ShellSort

This algorithm is named after its author, Donald Shell, who published it in 1959. It can be seen as an application of the CombSort idea (let elements having a long path to travel take shortcuts) to the insertion sort (CombSort is a variation of BubbleSort). Instead of comparing adjacent values during the insertion sort, it compares values separated by a bigger gap. The bigger the gap, the faster the elements are moved to their final destination, but also the less precise is this move. It is thus mandatory to apply the algorithm with a serie of decreasing gaps. At the last step, when the gap is 1, InsertionSort is used, but onto an array which is almost already sorted by previous steps.

Donald Shell propose len/2 as initial value of the gap, and then to divide it by 2 at each step. The pseudo-code is thus the following:

gap=len/2
while gap>0:
  apply InsertionSort, comparing i-gap and i, then i-2gap and i-gap, then i-3gap and i-2gap, etc.

Just like in CombSort, the sequence of values taken by the gap is crucial for Shell sort performance. In some rare pathological cases, the sequence we used above can lead to a O(n^2) performance. Other sequences were proposed: the Hibbard's increments of 2k − 1 lead to a complexity of O(n^(3/2)) in worst cases. Pratt's increments 2^i3^j lead to a O(nlog(n)log(n) performance in worst cases. The existance of a sequence leading to a O(n log(n)) was precluded by Poonen, Plaxton, and Suel. Thanks to this performance, ShellSort is a valid candidate for array of several hundred thousands when correctly implemented.

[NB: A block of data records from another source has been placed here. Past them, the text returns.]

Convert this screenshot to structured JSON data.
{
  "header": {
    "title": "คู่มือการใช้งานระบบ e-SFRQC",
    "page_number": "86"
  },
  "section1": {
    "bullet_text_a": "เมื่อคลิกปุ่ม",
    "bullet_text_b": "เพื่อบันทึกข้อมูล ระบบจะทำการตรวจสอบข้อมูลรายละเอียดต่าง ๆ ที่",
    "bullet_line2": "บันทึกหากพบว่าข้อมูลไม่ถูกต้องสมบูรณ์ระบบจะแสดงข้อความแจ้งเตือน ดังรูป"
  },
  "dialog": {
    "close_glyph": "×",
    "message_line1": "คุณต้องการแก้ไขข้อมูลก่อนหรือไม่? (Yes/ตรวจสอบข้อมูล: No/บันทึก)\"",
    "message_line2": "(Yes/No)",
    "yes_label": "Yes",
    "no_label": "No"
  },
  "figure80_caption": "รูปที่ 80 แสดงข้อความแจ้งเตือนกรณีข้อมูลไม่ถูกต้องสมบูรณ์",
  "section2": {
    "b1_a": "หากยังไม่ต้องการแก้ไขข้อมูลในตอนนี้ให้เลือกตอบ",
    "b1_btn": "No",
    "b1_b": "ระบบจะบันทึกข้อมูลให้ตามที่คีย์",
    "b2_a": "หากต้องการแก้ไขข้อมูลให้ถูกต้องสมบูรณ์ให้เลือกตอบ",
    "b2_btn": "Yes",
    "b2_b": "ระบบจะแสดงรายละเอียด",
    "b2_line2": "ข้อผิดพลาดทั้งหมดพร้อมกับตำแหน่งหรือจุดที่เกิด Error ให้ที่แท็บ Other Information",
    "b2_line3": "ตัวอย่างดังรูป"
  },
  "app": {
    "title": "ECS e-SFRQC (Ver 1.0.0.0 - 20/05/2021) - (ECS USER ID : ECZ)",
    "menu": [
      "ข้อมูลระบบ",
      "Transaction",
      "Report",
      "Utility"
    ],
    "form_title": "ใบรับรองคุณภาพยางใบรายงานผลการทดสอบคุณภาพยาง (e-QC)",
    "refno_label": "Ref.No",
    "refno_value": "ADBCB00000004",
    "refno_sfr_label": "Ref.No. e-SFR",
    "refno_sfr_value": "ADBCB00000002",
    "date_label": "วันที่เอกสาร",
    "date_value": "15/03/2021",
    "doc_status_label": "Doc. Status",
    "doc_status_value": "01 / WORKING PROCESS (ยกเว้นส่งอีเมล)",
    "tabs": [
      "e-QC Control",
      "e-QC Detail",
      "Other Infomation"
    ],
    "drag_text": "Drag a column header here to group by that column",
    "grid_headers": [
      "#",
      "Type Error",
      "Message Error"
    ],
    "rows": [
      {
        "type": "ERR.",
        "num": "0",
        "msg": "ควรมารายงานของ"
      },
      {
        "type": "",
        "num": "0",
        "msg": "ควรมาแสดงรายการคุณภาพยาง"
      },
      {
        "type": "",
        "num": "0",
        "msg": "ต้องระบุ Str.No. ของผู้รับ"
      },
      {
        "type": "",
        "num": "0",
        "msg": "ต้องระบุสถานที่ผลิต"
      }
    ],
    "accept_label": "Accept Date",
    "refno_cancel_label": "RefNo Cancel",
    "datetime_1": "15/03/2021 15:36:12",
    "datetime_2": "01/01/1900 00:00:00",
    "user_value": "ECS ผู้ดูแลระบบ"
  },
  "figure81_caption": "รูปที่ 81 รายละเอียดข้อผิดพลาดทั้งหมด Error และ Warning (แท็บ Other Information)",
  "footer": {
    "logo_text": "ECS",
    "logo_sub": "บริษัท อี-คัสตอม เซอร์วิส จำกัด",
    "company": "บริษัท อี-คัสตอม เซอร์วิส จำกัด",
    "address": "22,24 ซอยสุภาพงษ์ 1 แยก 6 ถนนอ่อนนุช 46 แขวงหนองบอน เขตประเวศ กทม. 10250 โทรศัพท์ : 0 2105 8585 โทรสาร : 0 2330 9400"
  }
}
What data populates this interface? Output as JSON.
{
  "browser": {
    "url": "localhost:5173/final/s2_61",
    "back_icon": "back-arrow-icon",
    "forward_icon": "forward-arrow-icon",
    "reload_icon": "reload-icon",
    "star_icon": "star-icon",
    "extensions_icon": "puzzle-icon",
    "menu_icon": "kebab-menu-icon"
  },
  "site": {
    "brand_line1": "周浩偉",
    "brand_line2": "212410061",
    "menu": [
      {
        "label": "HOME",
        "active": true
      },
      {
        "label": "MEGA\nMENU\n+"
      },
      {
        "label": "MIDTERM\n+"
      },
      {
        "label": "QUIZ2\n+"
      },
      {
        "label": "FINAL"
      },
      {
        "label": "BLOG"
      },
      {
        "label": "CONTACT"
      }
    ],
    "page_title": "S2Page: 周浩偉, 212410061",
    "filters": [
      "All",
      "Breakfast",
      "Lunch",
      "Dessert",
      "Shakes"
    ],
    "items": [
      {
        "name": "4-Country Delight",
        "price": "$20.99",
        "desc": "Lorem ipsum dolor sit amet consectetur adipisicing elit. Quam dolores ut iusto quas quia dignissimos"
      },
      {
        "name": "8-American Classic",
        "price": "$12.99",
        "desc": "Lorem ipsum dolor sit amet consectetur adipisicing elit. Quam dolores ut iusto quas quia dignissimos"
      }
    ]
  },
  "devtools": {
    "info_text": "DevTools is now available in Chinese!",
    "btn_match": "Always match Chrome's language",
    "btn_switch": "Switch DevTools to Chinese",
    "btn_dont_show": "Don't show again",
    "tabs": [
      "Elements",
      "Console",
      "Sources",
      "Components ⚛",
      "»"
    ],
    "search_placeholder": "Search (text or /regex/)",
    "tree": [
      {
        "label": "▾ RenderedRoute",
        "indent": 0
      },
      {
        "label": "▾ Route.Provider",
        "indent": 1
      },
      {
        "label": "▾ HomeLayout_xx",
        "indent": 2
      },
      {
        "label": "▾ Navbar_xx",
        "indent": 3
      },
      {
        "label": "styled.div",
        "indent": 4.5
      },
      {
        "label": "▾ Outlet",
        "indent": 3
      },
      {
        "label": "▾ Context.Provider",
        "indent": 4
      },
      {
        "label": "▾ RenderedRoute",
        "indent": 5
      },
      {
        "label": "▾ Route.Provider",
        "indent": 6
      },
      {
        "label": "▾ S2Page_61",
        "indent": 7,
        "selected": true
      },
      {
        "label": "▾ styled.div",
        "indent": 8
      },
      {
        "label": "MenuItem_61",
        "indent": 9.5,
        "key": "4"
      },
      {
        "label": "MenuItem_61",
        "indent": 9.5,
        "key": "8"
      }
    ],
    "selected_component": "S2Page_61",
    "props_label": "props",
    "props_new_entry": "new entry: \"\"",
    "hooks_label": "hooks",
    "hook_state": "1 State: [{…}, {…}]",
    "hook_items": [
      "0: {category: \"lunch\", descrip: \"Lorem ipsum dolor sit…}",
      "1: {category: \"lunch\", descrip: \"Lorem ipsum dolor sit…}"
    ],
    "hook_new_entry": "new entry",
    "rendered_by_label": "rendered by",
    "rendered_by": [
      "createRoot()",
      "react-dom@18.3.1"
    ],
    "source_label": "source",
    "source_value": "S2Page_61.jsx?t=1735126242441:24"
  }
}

In our case, the array are ways too small to benefit of these optimizations. If you ever need to do so, take as initial gap the biggest value of the targeted serie still smaller than the array size, and then use decreasing values of the serie.

Interestingly enough, determining the best gap sequence for shell sort turns into a research issue of our century in computer science. For example, an article of 2001 introduces the following sequence, which seems to be optimal in practice for arrays of size up to 10^5: {1, 4, 10, 23, 57, 132, 301, 701, 1750} (Marcin Ciura, Best Increments for the Average Case of Shellsort, 13th International Symposium on Fundamentals of Computation Theory, LNCS 2001; Vol. 2138).